De Lannilis, on peut remonter le cours de l’Aber-Benoït, ou Havre bénit. On peut aller aussi à Ploudalmézeau où la Vierge est, dans l’église, en coiffe bretonne. De Ploudalmézeau, on est en quelques instants à Porsal d’où l’on peut explorer la côte. Porsal est un petit port formé par une anse naturelle. Je suis les échancrures de la terre jusqu’à la pointe de Corn-ar-Gaz où commence la grande plage qui se développe jusqu’à Teven-Pen-ar-pont. Là se déploie un magnifique paysage de mer, aux dunes d’un sable fin et blanc, creusées par le flot, recouvertes d’un gazon rude.
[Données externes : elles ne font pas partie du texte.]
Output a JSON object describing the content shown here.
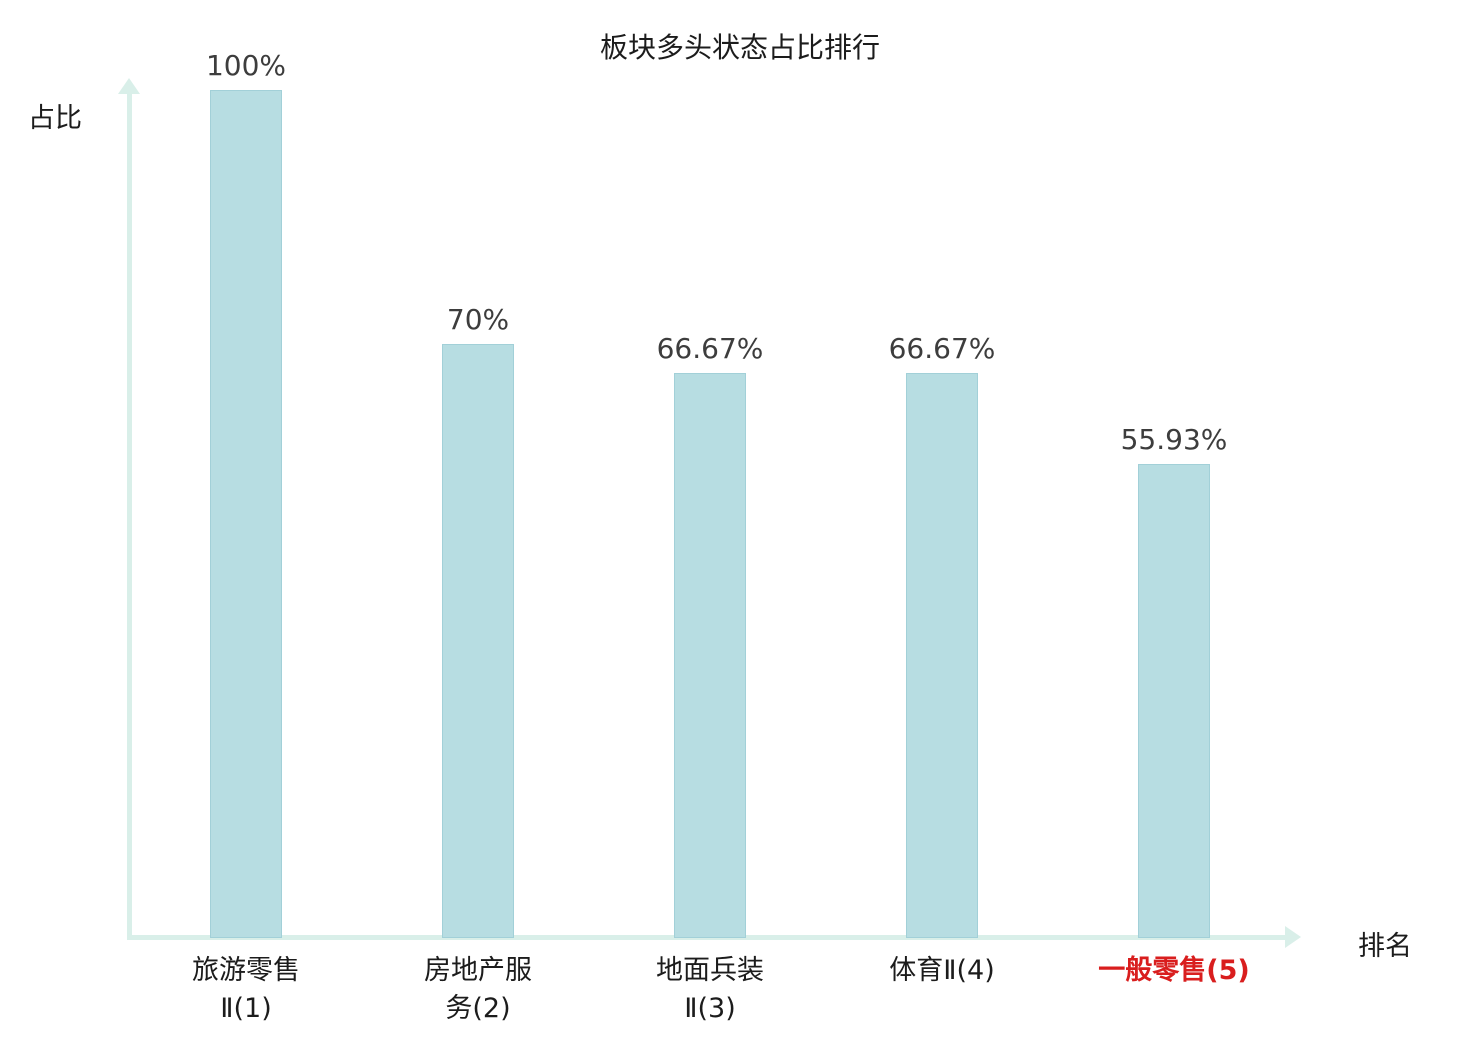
{
  "chart_data": {
    "type": "bar",
    "title": "板块多头状态占比排行",
    "xlabel": "排名",
    "ylabel": "占比",
    "ylim": [
      0,
      100
    ],
    "grid": false,
    "legend": "none",
    "categories": [
      "旅游零售Ⅱ(1)",
      "房地产服务(2)",
      "地面兵装Ⅱ(3)",
      "体育Ⅱ(4)",
      "一般零售(5)"
    ],
    "category_display": [
      "旅游零售\nⅡ(1)",
      "房地产服\n务(2)",
      "地面兵装\nⅡ(3)",
      "体育Ⅱ(4)",
      "一般零售(5)"
    ],
    "values": [
      100,
      70,
      66.67,
      66.67,
      55.93
    ],
    "value_labels": [
      "100%",
      "70%",
      "66.67%",
      "66.67%",
      "55.93%"
    ],
    "highlighted_category_index": 4,
    "colors": {
      "bar_fill": "#b7dde2",
      "bar_border": "#a2d0d8",
      "axis": "#d9efe9",
      "value_label": "#3d3d3d",
      "category_label": "#1c1c1c",
      "highlight_label": "#d91e1e",
      "background": "#ffffff"
    }
  }
}
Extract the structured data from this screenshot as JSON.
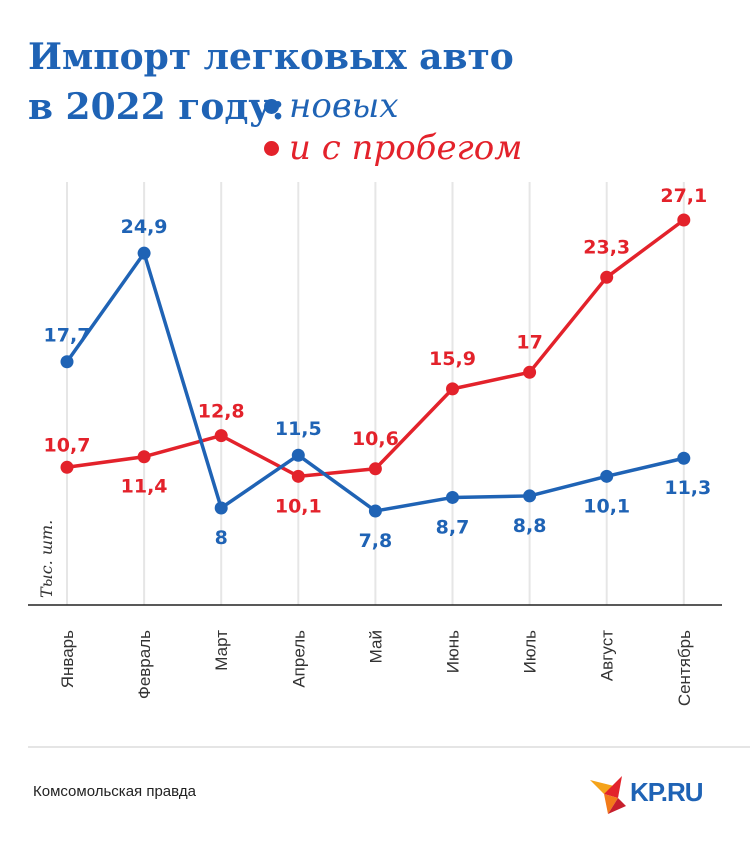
{
  "title": {
    "line1": "Импорт легковых авто",
    "line2": "в 2022 году:"
  },
  "legend": [
    {
      "label": "новых",
      "color": "#1f63b5"
    },
    {
      "label": "и с пробегом",
      "color": "#e3222b"
    }
  ],
  "source": "Комсомольская правда",
  "logo_text": "KP.RU",
  "colors": {
    "new": "#1f63b5",
    "used": "#e3222b",
    "grid": "#e6e6e6",
    "axis": "#222222"
  },
  "chart_data": {
    "type": "line",
    "categories": [
      "Январь",
      "Февраль",
      "Март",
      "Апрель",
      "Май",
      "Июнь",
      "Июль",
      "Август",
      "Сентябрь"
    ],
    "ylabel": "Тыс. шт.",
    "ylim": [
      0,
      30
    ],
    "grid": "vertical",
    "series": [
      {
        "name": "новых",
        "color": "#1f63b5",
        "values": [
          17.7,
          24.9,
          8,
          11.5,
          7.8,
          8.7,
          8.8,
          10.1,
          11.3
        ],
        "labels": [
          "17,7",
          "24,9",
          "8",
          "11,5",
          "7,8",
          "8,7",
          "8,8",
          "10,1",
          "11,3"
        ]
      },
      {
        "name": "и с пробегом",
        "color": "#e3222b",
        "values": [
          10.7,
          11.4,
          12.8,
          10.1,
          10.6,
          15.9,
          17,
          23.3,
          27.1
        ],
        "labels": [
          "10,7",
          "11,4",
          "12,8",
          "10,1",
          "10,6",
          "15,9",
          "17",
          "23,3",
          "27,1"
        ]
      }
    ]
  }
}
C’est éblouissant, d’une fraîcheur de lumière délicieuse, d’une solitude absolue, à croire que l’on vient de découvrir un pays inhabité. La mer déferle doucement, une fine salure me vient au visage. J’ai beau marcher, marcher, droit devant moi, sur le sable blanc, sur les dunes herbues, je suis toujours seul. Les premiers personnages vivants que je rencontre, c’est un troupeau de vaches et de veaux qui paraissent jouir comme moi, avec une sérénité parfaite, de ces délices de l’eau et de l’air. Je reviens, je rentre en pays social, mais ce pays est aussi d’une tranquillité absolue : des carrés de pommes de terre, de panais, de choux, tout contre la mer ; des moutons rasant l’herbe de leurs dents coupantes : des porcs, des oies, des canards, fouillant le sable, cherchant les coquillages et les petits poissons ; des hommes et des femmes dans la fumée du goëmon.

LA COUR DE L’HÔTEL DES ANGES, À L’ABERVRACH.

De l’autre côté de Porsal, c’est Kersaint, sa vieille église, ses pierres usées, son clocher rongé par la pluie. On croirait plutôt une grange que l’ancienne collégiale des seigneurs du Châtel, n’était le luxe relatif qui entoure l’autel : les ornements de toute espèce y sont accumulés, des ex-voto, des statuettes de saints, des peintures, des images. Non loin, les ruines de Trémazan, château bâti au xiiie siècle par les Tanneguy du Châtel. À Landunvez, où j’arrive au moment où le flux commence à se produire, un berger rassemble son troupeau de moutons, l’amène, par un détour, derrière un groupe de maisons isolées par un creux où vient affluer l’eau de mer. Ce sont les moutons de Panurge : le berger en jette un à l’eau, les autres suivent, tous nagent, et quand l’un remonte la berge, tous remontent en s’ébrouant, sous l’œil du maître et sous l’œil non moins vigilant du chien, et tous retournent paître sur la falaise.